Discipline Categories

  • 5 Production and Operations

Keywords

  • liquid loading

Summary

This paper introduces an improved model for describing the liquid-loading process in gas wells. The model is an extension of the model proposed by Dousi et al. (2006).

The Dousi model handles the downhole inflow and outflow between the well and the reservoir in a simple manner. The new model improves this aspect and makes more-realistic and -detailed assumptions with respect to the production and injection interval. Analysis of the results this new model produces improves the understanding of the processes occurring downhole. This analysis can also be used to predict future behavior of the well in a more realistic fashion. As in the Dousi model, two typical flow rates could be found, with one at full production with all the fluids produced to the surface and the other one a metastable rate in which produced fluids are being reinjected into the reservoir. Field observations confirm the existence of two possible flow rates in many wells. The difference between the new model and the Dousi model is that changes in flow rates occur more slowly when liquid loading starts, reflecting the more-realistic inflow-performance assumptions.

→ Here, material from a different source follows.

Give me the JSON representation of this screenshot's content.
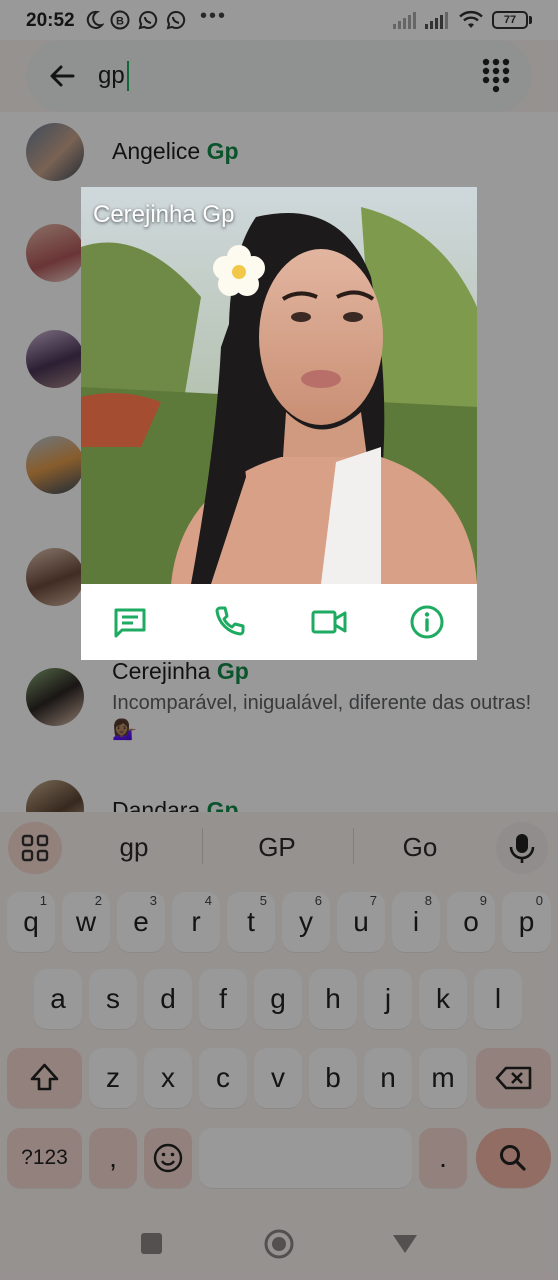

With this model, liquid-loading processes in the well can be understood better and predicted. This is important for optimization of well performance and for the economic assessment of the well and field.

Introduction

In maturing gas fields, liquid loading is a serious problem. The liquid-loading process occurs when the gas velocity within the well drops below a certain critical gas velocity. The gas is then unable to lift the water coproduced with the gas (either condensed or formation water) to surface. The water will fall back and accumulate downhole. A column is formed, which imposes a backpressure on the reservoir and, thus, reduces gas production. The process results eventually in intermittent gas production, and then the well dies.

The liquid-loading phenomenon has been known for many years. A number of papers have been published describing the process and giving options to tackle the loading of the well. The first breakthrough in understanding the process was made by Turner et al. (1969). They created two models for the transport of the liquids, one for transport by way of a liquid film on the wall of the tubing where the upward movement is created by interfacial shear, and the other by way of entrained liquid droplets in a vertically moving gas stream. The minimum gas velocity to remove all the liquids from the well was lowest in the second model, which is the liquid-droplet model. The droplet model predicts the free-falling velocity of the biggest droplet in the flow. The minimum gas velocity to remove all the liquids is assumed to be above the free-falling velocity of that droplet. This is referred to as the critical Turner rate (Turner et al. 1969).

The symptoms of liquid loading were discussed by Lea and Nickens (2004). According to them, liquid loading is recognizable by sharp drops in the decline curve, onset of liquid slugs at the surface, an increasing difference between the tubing and casing pressures with time, and sharp changes in gradient on a flowing-pressure survey.

Possible ways to reduce liquid loading are also discussed by Lea and Nickens (2004). These include production-string sizing in which a smaller tubing size is chosen to increase the gas velocity above the critical Turner rate; compressor installation that lowers the tubinghead pressure to increase the gas velocity above the critical Turner rate; a plunger lift to lift all the liquids by use of the gas pressure during shutdown of the well; pump installation to pump up the liquids during production; foaming the liquids so that it is easier for the gas to lift all the fluids, thus reducing the critical Turner rate; and gas lifting by use of gas from other wells that have no liquid loading to decrease the pressure loss in the tubing and increase the velocity. The best solution for a given well depends on the properties of that particular well.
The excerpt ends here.